Diabetes increases the risk of heart disease and worsens clinical outcomes after myocardial infarction. Given that hyperglycemia promotes the generation of toxic methylglyoxal, the influence of the key detoxification enzyme glyoxalase 1 (Glo1) on chronic hyperglycemia induced explant-derived cardiac stem cell (EDC) dysfunction was investigated. Methods/Results: Sixteen-week old wild type (WT, n=22) or constitutive Glo1 overexpressing (Glo1TG, n=12) mice were studied 2 months after treatment with streptozotocin or vehicle (2.0±0.1 fold increase in glycated hemoglobin, p=0.001 vs vehicle treated mice). Hyperglycemia reduced overall culture yields (86±3% fewer EDCs cultured, p=0.0009) and prolonged population doubling time (30±4% slower growth, p=0.04) while increasing the cellular content of reactive dicarbonyls (27±3% more reactive oxygen species, p=0.0006) within EDCs cultured from WT mice.
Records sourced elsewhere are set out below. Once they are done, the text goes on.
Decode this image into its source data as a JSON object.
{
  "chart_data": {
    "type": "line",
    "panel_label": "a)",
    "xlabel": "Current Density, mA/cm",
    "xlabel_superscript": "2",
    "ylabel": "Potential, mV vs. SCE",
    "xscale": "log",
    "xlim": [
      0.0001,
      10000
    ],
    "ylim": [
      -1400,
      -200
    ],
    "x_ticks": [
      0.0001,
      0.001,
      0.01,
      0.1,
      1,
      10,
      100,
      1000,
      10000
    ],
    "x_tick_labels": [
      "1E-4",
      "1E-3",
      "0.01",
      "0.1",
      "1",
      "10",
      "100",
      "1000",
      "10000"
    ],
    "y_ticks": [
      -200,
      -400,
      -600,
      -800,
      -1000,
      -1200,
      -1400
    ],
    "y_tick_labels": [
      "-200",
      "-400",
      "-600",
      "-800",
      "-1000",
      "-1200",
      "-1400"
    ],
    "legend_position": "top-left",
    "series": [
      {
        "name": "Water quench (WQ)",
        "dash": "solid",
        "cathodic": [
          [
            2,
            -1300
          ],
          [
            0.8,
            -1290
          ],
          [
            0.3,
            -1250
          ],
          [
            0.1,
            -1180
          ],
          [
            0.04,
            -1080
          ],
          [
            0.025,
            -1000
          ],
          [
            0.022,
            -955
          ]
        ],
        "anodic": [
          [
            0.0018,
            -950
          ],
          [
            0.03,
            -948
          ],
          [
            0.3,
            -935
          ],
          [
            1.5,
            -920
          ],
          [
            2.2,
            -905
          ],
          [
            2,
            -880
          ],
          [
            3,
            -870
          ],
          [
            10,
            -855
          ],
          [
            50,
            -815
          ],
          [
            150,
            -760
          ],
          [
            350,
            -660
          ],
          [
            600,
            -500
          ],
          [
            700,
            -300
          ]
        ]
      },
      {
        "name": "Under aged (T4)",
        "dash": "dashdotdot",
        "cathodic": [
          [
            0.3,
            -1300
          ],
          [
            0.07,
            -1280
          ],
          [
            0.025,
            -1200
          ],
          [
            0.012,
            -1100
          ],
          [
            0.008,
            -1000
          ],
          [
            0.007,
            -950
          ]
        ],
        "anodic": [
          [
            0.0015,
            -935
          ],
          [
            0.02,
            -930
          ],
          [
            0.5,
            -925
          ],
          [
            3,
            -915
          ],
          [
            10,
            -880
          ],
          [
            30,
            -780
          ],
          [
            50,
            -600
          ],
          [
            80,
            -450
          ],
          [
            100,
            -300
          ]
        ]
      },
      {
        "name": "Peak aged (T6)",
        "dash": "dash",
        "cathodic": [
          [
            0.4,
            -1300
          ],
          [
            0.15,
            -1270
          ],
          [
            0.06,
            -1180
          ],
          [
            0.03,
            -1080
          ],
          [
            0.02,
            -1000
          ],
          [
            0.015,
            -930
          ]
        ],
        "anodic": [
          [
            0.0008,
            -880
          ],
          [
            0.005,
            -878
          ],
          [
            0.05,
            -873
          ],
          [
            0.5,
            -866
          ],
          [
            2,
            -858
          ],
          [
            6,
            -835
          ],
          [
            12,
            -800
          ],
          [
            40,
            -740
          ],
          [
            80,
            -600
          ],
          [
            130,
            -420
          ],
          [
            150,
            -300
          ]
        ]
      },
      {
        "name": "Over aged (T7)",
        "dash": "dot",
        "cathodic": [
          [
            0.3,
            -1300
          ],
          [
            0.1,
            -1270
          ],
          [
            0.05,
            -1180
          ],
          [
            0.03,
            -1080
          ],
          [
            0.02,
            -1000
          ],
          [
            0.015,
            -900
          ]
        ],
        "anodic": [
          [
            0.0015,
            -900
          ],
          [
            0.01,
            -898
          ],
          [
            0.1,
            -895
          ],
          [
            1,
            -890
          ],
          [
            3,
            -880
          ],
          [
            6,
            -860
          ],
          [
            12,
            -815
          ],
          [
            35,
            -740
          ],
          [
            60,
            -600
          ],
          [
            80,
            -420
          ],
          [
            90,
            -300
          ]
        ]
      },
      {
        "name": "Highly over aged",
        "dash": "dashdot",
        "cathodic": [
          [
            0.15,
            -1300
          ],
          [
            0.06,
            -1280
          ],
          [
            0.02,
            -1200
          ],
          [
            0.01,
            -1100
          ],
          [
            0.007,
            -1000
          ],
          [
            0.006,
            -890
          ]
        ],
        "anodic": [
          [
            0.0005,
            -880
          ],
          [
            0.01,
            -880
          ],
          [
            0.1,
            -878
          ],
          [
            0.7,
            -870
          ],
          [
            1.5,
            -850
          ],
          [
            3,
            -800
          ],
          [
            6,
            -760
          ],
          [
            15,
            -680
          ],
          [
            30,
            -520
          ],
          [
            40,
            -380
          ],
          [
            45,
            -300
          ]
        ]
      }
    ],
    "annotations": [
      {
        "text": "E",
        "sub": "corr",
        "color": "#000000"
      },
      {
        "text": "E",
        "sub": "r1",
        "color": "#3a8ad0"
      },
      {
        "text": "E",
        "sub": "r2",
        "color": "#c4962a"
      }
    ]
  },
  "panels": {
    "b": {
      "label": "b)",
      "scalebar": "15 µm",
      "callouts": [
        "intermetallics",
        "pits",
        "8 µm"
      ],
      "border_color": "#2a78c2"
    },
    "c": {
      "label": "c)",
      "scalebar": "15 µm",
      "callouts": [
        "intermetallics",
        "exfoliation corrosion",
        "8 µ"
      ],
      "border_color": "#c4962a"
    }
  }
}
These intrinsic cell changes reduced the angiogenic potential (74±2% less total endothelial tubule formation, p=0.001) and production of pro-healing exosomes (43±6% fewer exosomes secreted, p=0.04) by hyperglycemic EDCs while promoting EDC senescence (98±28% more senescent EDCs, p=0.03). As compared to transplant of normoglycemic WT EDCs, hyperglycemia reduced the EDC-mediated increases in echocardiographic ejection fraction and dP/dTmax in infarcted normoglycemic WT mice 3 weeks after intra-myocardial injection by 37±8% (p=0.0001) and 25±1% (p=0.001), respectively. In contrast to EDCs cultured from WT hyperglycemic donors, EDCs cultured from Glo1TG mice: 1) decreased the reactive oxygen species content by 46±2% (p=0.0001), 2) increased cell culture yields by 2.2±0.2 fold (p=0.0004) and 3) boosted echocardiographic left ventricular ejection fraction by 27±7% (p=0.0001) while increasing dP/dTmax by 21±4% (p=0.007). Conclusions: Chronic hyperglycemia decreases the regenerative performance of EDCs. Over-expression of Glo1 reduces dicarbonyl stress and prevents chronic hyperglycemia-induced EDC dysfunction.